Faktanya adalah pemerintah mengambil kebijakan ini dikarenakan melihat potensi yang
tinggi dari sektor parkir ini sehingga mampu memberikan pemasukan yang lebih banyak lagi
bagi daerah, dan karena tidak terealisasinya retribusi parkir tepi jalan umum sesuai dengan
rencana, kebocoran diduga terjadi pada tingkatan juru parkir, hal lain yang memperburuk
kondisi ini, seperti adanya oknum lain yang menjadi juragan tidak resmi dari para juru parkir
juga menjadi alasan diambilnya kebijakan ini.
Pada banyak laman media pemerintah menyatakan bahwa pengambilan kebijakan ini
tidak serta merta menghilangkan profesi juru parkir namun yang tidak disebutkan adalah target
setoran yang harus dicapai para juru parkir yang jelas-jelas memberatkan mereka. Dari beberapa
fakta yang dipaparkan diatas sebenarnya dapat diambil jalur tengah agar kebijakan ini tetap
dapat dijalankan dan hak para juru parkir dapat dilindungi.

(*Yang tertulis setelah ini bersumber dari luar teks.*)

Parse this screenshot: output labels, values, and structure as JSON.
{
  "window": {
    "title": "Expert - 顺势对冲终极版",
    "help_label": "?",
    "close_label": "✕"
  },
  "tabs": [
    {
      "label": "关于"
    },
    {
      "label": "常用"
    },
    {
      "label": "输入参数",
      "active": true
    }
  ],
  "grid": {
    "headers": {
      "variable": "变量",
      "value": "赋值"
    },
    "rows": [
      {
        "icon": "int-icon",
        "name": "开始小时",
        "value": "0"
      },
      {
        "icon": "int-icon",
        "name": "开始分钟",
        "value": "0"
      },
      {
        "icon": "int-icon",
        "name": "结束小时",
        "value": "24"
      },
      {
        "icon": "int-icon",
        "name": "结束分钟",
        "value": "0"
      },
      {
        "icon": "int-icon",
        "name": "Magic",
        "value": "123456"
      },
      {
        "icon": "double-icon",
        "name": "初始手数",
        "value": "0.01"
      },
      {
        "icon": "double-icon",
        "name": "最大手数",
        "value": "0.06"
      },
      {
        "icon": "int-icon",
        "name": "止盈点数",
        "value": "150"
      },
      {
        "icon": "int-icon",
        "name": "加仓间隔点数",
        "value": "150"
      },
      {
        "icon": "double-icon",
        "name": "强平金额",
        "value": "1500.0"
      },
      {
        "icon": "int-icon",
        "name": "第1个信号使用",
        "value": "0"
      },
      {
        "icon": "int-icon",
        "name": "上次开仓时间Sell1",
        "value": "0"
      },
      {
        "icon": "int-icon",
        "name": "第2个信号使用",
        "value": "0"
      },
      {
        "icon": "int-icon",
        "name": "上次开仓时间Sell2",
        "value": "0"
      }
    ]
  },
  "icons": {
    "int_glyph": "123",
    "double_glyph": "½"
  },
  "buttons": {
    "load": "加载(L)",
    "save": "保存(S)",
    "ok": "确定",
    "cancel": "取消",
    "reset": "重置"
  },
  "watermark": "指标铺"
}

Menghilangkan setoran wajib para juru parkir seharusnya bisa menjadi langkah yang
tepat karena pada dasarnya juru parkir tidak menjadi faktor penentu banyak tidaknya pengguna
parkir. Memberikan sosialisasi terkait penggunaan penggunaan alat parkir elektronik juga akan
menghilangkan kekhawatiran para juru parkir yang beranggapan bahwa apabila tidak dapat
mengoperarisakn alat tersebut maka tidak akan dipekerjaan, selanjutnya para juru parkir yang
kemudian menjadi karyawan pihak swasta sebagaimana yang dipaparkan diatas dilindungi hak-
haknya melalui peraturan perusahaan yang memiliki dasar hukum yang jelas yakni uu
ketenagakerjaan, dan sebagaimana yang diatur dalam UU ketenagakerjaan bahwa para pekerja
dalam hal ini juru parkir wajib menerima upah sesuai UMP (upah Minimum Provinsi).